Too often in the world of social media, we connect with each other virtually but hesitate to actually get off our duffs and interact in person. Yesterday was one small victory for face time.
At the first East Bay Social Media Breakfast, 35 of us got together to schmooze, swap ideas, discuss business and consider how to advance the social good. (Above is a photo I took of the gathering.) I was honored to be the first guest speaker.
I talked about social media and the rise of the Sharing Economy, beginning with a trip back on the Wayback Machine to February 2005 — just four short years ago — when Glenn Fleishman, a technology journalist in Seattle, was hit with a $10,000 monthly bill from his ISP because one of his videos became popular. (I’m not sure of the amount and couldn’t find it in a search but remember that an online fund-raiser was held to pay it was.) That was the way it was: create a video people want to see, and you were penalized for it.
Such accounts were one reason Marc Canter and I launched Ourmedia.org in March 2005, teaming up with Internet Archive visionary Brewster Kahle to offer those who wanted to create democratic media “free storage. free bandwidth. forever.” The Archive remains a rich repository of public domain and open source media. (And, yes, this happened before YouTube went public.)
When I coined the term “the personal media revolution” in my book Darknet, I had no idea that it would quickly morph into something much grander: the social media revolution.
This is important: By sharing our personal works online — video, photos, writings, digital stories, animations and more — the critical point is not that we were able to publish out to a global audience, but that in many real respects the audience became co-creators with us.

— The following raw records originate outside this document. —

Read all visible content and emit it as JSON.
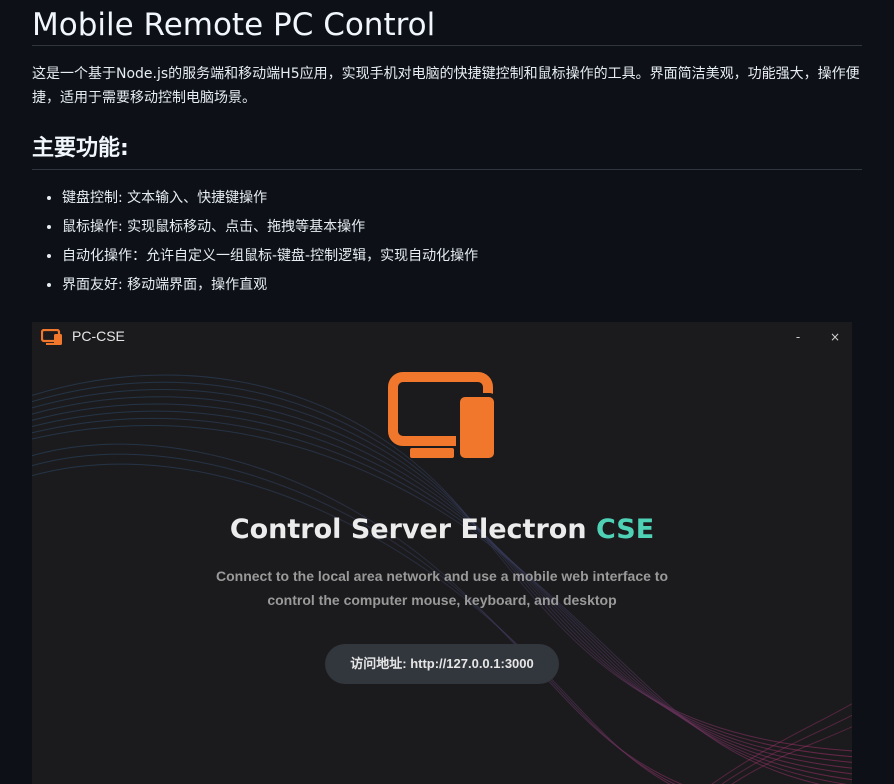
{
  "readme": {
    "title": "Mobile Remote PC Control",
    "description": "这是一个基于Node.js的服务端和移动端H5应用，实现手机对电脑的快捷键控制和鼠标操作的工具。界面简洁美观，功能强大，操作便捷，适用于需要移动控制电脑场景。",
    "features_heading": "主要功能:",
    "features": [
      "键盘控制: 文本输入、快捷键操作",
      "鼠标操作: 实现鼠标移动、点击、拖拽等基本操作",
      "自动化操作：允许自定义一组鼠标-键盘-控制逻辑，实现自动化操作",
      "界面友好: 移动端界面，操作直观"
    ]
  },
  "app": {
    "window_title": "PC-CSE",
    "minimize_glyph": "-",
    "close_glyph": "×",
    "app_icon": "monitor-phone-icon",
    "headline_main": "Control Server Electron",
    "headline_accent": "CSE",
    "subtitle_line1": "Connect to the local area network and use a mobile web interface to",
    "subtitle_line2": "control the computer mouse, keyboard, and desktop",
    "address": "访问地址: http://127.0.0.1:3000"
  },
  "colors": {
    "page_bg": "#0d1117",
    "app_bg": "#1b1b1d",
    "brand_orange": "#f0772b",
    "accent_teal": "#4fd1b6",
    "pill_bg": "#32363d"
  }
}
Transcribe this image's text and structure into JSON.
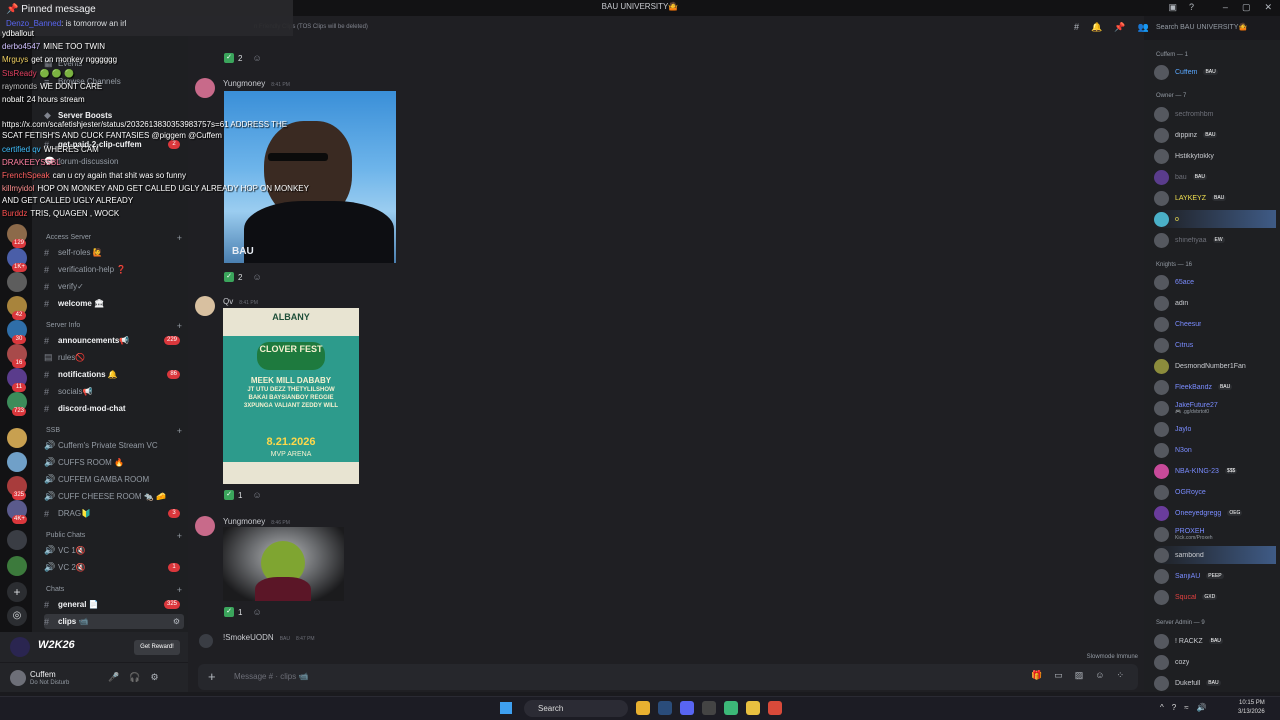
{
  "window": {
    "title": "BAU UNIVERSITY🤷"
  },
  "pinned": {
    "title": "Pinned message",
    "author": "Denzo_Banned",
    "text": "is tomorrow an irl"
  },
  "overlay_chat": [
    {
      "user": "ydballout",
      "text": "",
      "color": "#ffffff"
    },
    {
      "user": "derbo4547",
      "text": "MINE TOO TWIN",
      "color": "#d0c0ff"
    },
    {
      "user": "Mrguys",
      "text": "get on monkey ngggggg",
      "color": "#f0d060"
    },
    {
      "user": "StsReady",
      "text": "🟢 🟢 🟢",
      "color": "#e04060"
    },
    {
      "user": "raymonds",
      "text": "WE DONT CARE",
      "color": "#c0c0c0"
    },
    {
      "user": "nobalt",
      "text": "24 hours stream",
      "color": "#ffffff"
    },
    {
      "user": "",
      "text": "https://x.com/scafetishjester/status/2032613830353983757s=61  ADDRESS THE",
      "color": "#ffffff"
    },
    {
      "user": "",
      "text": "SCAT FETISH'S AND CUCK FANTASIES @piggem @Cuffem",
      "color": "#ffffff"
    },
    {
      "user": "certified qv",
      "text": "WHERES CAM",
      "color": "#40c0ff"
    },
    {
      "user": "DRAKEEYSSBL",
      "text": "",
      "color": "#ff80a0"
    },
    {
      "user": "FrenchSpeak",
      "text": "can u cry again that shit was so funny",
      "color": "#ff6060"
    },
    {
      "user": "killmyidol",
      "text": "HOP ON MONKEY AND GET CALLED UGLY ALREADY HOP ON MONKEY",
      "color": "#ff9090"
    },
    {
      "user": "",
      "text": "AND GET CALLED UGLY ALREADY",
      "color": "#ffffff"
    },
    {
      "user": "Burddz",
      "text": "TRIS, QUAGEN , WOCK",
      "color": "#ff5050"
    }
  ],
  "rail": {
    "badges": [
      "129",
      "1K+",
      "42",
      "3",
      "30",
      "16",
      "11",
      "723",
      "325",
      "4K+"
    ]
  },
  "sidebar": {
    "channels_top": [
      {
        "label": "Events"
      },
      {
        "label": "Browse Channels"
      },
      {
        "label": "Server Boosts",
        "badge": "4"
      },
      {
        "label": "get-paid-2-clip-cuffem",
        "badge": "2"
      },
      {
        "label": "forum-discussion"
      }
    ],
    "cat_access": "Access Server",
    "access": [
      {
        "label": "self-roles 🙋"
      },
      {
        "label": "verification-help ❓"
      },
      {
        "label": "verify✓"
      },
      {
        "label": "welcome 🏛",
        "bold": true
      }
    ],
    "cat_info": "Server Info",
    "info": [
      {
        "label": "announcements📢",
        "bold": true,
        "badge": "229"
      },
      {
        "label": "rules🚫"
      },
      {
        "label": "notifications 🔔",
        "bold": true,
        "badge": "86"
      },
      {
        "label": "socials📢"
      },
      {
        "label": "discord-mod-chat",
        "bold": true
      }
    ],
    "cat_ssb": "SSB",
    "ssb": [
      {
        "label": "Cuffem's Private Stream VC"
      },
      {
        "label": "CUFFS ROOM 🔥"
      },
      {
        "label": "CUFFEM GAMBA ROOM"
      },
      {
        "label": "CUFF CHEESE ROOM 🐀 🧀"
      },
      {
        "label": "DRAG🔰",
        "badge": "3"
      }
    ],
    "cat_public": "Public Chats",
    "public": [
      {
        "label": "VC 1🔇"
      },
      {
        "label": "VC 2🔇",
        "badge": "1"
      }
    ],
    "cat_chats": "Chats",
    "chats": [
      {
        "label": "general 📄",
        "bold": true,
        "badge": "325"
      },
      {
        "label": "clips 📹",
        "bold": true,
        "active": true
      }
    ]
  },
  "promo": {
    "logo": "W2K26",
    "button": "Get Reward!"
  },
  "user": {
    "name": "Cuffem",
    "status": "Do Not Disturb"
  },
  "chat": {
    "topic": "n Friendly Clips (TOS Clips will be deleted)",
    "messages": [
      {
        "author": "Yungmoney",
        "time": "8:41 PM",
        "reactions": "2"
      },
      {
        "author": "Qv",
        "time": "8:41 PM",
        "reactions": "1"
      },
      {
        "author": "Yungmoney",
        "time": "8:46 PM",
        "reactions": "1"
      },
      {
        "author": "!SmokeUODN",
        "tag": "BAU",
        "time": "8:47 PM"
      }
    ],
    "first_reaction": "2",
    "image1_watermark": "BAU",
    "poster": {
      "top": "ALBANY",
      "title": "CLOVER FEST",
      "line1": "MEEK MILL DABABY",
      "line2": "JT UTU DEZZ THETYLILSHOW",
      "line3": "BAKAI BAYSIANBOY REGGIE",
      "line4": "3XPUNGA VALIANT ZEDDY WILL",
      "date": "8.21.2026",
      "venue": "MVP ARENA"
    },
    "placeholder": "Message # · clips 📹",
    "slowmode": "Slowmode Immune"
  },
  "search": {
    "placeholder": "Search BAU UNIVERSITY🤷"
  },
  "members": {
    "groups": [
      {
        "title": "Cuffem — 1"
      },
      {
        "title": "Owner — 7"
      },
      {
        "title": "Knights — 16"
      },
      {
        "title": "Server Admin — 9"
      }
    ],
    "cuffem": [
      {
        "name": "Cuffem",
        "tag": "BAU",
        "color": "#5aa8ff"
      }
    ],
    "owner": [
      {
        "name": "secfromhbm",
        "color": "#6d6f78"
      },
      {
        "name": "dippinz",
        "tag": "BAU",
        "color": "#c9cbd0"
      },
      {
        "name": "Hstikkytokky",
        "color": "#c9cbd0"
      },
      {
        "name": "bau",
        "tag": "BAU",
        "color": "#6d6f78"
      },
      {
        "name": "LAYKEYZ",
        "tag": "BAU",
        "color": "#f0e050"
      },
      {
        "name": "o",
        "color": "#f0e050",
        "highlight": true
      },
      {
        "name": "shinefiyaa",
        "tag": "EW",
        "color": "#6d6f78"
      }
    ],
    "knights": [
      {
        "name": "65ace",
        "color": "#7a8cff"
      },
      {
        "name": "adin",
        "color": "#c9cbd0"
      },
      {
        "name": "Cheesur",
        "color": "#7a8cff"
      },
      {
        "name": "Citrus",
        "color": "#7a8cff"
      },
      {
        "name": "DesmondNumber1Fan",
        "color": "#c9cbd0"
      },
      {
        "name": "FleekBandz",
        "tag": "BAU",
        "color": "#7a8cff"
      },
      {
        "name": "JakeFuture27",
        "sub": "🎮 .gg/dvbrtot0",
        "color": "#7a8cff"
      },
      {
        "name": "Jaylo",
        "color": "#7a8cff"
      },
      {
        "name": "N3on",
        "color": "#7a8cff"
      },
      {
        "name": "NBA-KING-23",
        "tag": "$$$",
        "color": "#7a8cff"
      },
      {
        "name": "OGRoyce",
        "color": "#7a8cff"
      },
      {
        "name": "Oneeyedgregg",
        "tag": "OEG",
        "color": "#7a8cff"
      },
      {
        "name": "PROXEH",
        "sub": "Kick.com/Proxeh",
        "color": "#7a8cff"
      },
      {
        "name": "sambond",
        "color": "#c9cbd0",
        "highlight": true
      },
      {
        "name": "SanjiAU",
        "tag": "PEEP",
        "color": "#7a8cff"
      },
      {
        "name": "Squcal",
        "tag": "GXD",
        "color": "#e04040"
      }
    ],
    "admin": [
      {
        "name": "! RACKZ",
        "tag": "BAU",
        "color": "#c9cbd0"
      },
      {
        "name": "cozy",
        "color": "#c9cbd0"
      },
      {
        "name": "Dukefull",
        "tag": "BAU",
        "color": "#c9cbd0"
      }
    ]
  },
  "taskbar": {
    "search": "Search",
    "time": "10:15 PM",
    "date": "3/13/2026"
  }
}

In other words, the personal works were only half the story. But the other critical element was the sharing. We comment, we annotate, we mash up and recirculate, we post YouTube video responses, we write on top of Web pages, we network, we link, tag, rate and embed.
We share.
Today we live in the full-throated roar of the social media revolution. Some of us are addicted to Facebook. Others, like me, have been sucked into Twitter. There is an astonishing amount of kindness, empathy and thoughtfulness happening between near-strangers on Twitter. This blog reached the finish line yesterday only because of the help of a handful of Twitter followers who lent their time and help.
This is the power of the Sharing Economy.
By afternoon’s end, we had discussed the Bay Area Public Media Collaborative (Facebook page, 114 members) — an effort to bring the power of social media to the community level — and several efforts surfaced by other participants.
Shel Israel (a fellow AdHocnium catalyst) writes more about yesterday’s gathering at Cesar in Oakland, which was organized by Kenny Lauer and Bryan Person, who kicked off the social media breakfast concept in Boston and now helps others do the same — it’s now in 18 cities. Bryan interviewed me afterward about the fate of newspapers, and I’ll post that when it goes up. Kudos to Bryan’s employer, LiveWorld, which sponsored the free affair.